# New signature ^^



## chibibaka (Feb 25, 2007)

Rate and comment please ^^(this signature was for another forum)


----------



## shaunj66 (Feb 25, 2007)

Quite nice. I like the text in the top left, but some aliasing around the border wouldn't go amiss!


----------



## [M]artin (Feb 25, 2007)

Shaweet.


----------



## Jax (Feb 25, 2007)

Awesome! Who's that?


----------



## -EX- (Feb 25, 2007)

Hector from Castlevania - Curse of Darkness for PS2.


----------



## chibibaka (Feb 25, 2007)

Cant really remember but he was from castlevania thats all I know.

edit aws the limit is 50kb >


----------



## Timo710 (Feb 27, 2007)

Please post a thread if you don't have a lot to tell about your sig.
I have tried to make a Official Sig and Ava Topic, I was hoping to make this subforum better.Please help me by just posting all your sigs in this topic :
http://gbatemp.net/index.php?showtopic=44830

Btw Nice sig, needs a different border though.


----------



## Psyfira (Feb 27, 2007)

QUOTE(Timo710 @ Feb 27 2007 said:


> Please post a thread if you don't have a lot to tell about your sig.
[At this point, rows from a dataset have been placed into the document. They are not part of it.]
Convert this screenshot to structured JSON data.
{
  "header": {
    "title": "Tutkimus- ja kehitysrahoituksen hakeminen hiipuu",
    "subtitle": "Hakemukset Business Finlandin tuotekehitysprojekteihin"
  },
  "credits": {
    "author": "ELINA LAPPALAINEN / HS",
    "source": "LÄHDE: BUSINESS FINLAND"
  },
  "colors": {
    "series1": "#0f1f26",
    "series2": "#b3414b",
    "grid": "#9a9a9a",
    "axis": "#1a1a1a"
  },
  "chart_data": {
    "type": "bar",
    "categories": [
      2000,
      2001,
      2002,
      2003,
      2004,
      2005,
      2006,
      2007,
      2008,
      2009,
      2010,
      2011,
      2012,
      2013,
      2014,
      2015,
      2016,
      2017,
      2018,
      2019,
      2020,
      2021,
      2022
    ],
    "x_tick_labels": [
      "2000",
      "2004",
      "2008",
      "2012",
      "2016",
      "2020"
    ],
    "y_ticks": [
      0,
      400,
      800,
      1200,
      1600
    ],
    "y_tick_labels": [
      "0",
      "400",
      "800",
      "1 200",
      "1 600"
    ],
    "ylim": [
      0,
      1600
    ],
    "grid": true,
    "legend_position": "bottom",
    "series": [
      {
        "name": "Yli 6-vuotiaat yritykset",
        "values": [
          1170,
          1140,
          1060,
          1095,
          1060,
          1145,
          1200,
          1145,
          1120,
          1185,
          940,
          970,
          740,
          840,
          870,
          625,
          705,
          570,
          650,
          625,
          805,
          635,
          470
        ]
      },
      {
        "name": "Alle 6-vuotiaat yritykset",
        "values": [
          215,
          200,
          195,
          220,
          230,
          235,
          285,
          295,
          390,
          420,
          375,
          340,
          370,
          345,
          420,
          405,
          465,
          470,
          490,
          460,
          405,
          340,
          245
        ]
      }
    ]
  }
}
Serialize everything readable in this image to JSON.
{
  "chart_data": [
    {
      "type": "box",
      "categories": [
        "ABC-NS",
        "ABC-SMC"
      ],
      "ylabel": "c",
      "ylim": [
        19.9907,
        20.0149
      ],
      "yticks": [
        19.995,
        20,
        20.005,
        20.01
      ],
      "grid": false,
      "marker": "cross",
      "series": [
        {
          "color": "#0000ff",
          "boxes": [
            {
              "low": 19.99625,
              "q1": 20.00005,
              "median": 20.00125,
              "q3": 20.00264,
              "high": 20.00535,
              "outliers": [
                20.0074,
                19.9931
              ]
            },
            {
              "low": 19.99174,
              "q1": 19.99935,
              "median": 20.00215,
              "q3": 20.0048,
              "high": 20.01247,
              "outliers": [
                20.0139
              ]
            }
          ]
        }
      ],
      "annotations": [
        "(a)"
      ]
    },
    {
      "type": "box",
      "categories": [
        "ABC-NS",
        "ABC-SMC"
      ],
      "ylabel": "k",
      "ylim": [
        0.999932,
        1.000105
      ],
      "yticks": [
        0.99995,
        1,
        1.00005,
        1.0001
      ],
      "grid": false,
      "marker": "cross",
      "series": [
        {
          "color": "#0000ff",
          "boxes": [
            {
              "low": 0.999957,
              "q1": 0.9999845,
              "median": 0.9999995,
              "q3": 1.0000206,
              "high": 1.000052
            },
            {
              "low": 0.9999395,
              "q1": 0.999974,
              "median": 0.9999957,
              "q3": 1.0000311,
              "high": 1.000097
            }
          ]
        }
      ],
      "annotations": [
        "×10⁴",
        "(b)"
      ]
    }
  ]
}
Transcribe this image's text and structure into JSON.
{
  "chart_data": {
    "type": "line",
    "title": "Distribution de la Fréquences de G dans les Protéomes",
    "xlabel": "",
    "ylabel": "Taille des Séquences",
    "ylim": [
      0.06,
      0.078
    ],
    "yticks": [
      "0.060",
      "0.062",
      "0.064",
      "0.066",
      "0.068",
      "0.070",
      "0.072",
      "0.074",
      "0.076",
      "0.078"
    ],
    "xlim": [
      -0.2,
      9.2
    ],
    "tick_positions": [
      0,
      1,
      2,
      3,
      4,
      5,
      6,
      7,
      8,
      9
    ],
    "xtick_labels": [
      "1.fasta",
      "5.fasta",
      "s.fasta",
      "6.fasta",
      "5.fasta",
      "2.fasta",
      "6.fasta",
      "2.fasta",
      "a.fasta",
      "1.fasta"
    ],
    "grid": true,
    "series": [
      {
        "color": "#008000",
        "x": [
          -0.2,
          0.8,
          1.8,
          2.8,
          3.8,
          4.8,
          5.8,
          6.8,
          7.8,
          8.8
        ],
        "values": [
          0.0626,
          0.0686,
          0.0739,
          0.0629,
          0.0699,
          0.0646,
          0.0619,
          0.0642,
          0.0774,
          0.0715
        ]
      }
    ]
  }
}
He asked for feedback, so a separate thread makes sense 
	

	
	
		
		

		
		
	


	




 Thing is, it totally kicks ass so there's not much for us to say to critque it


----------



## chibibaka (Mar 8, 2007)

late reply but i dont really like the whole 3px borders >>..... unique borders are better to me =/


----------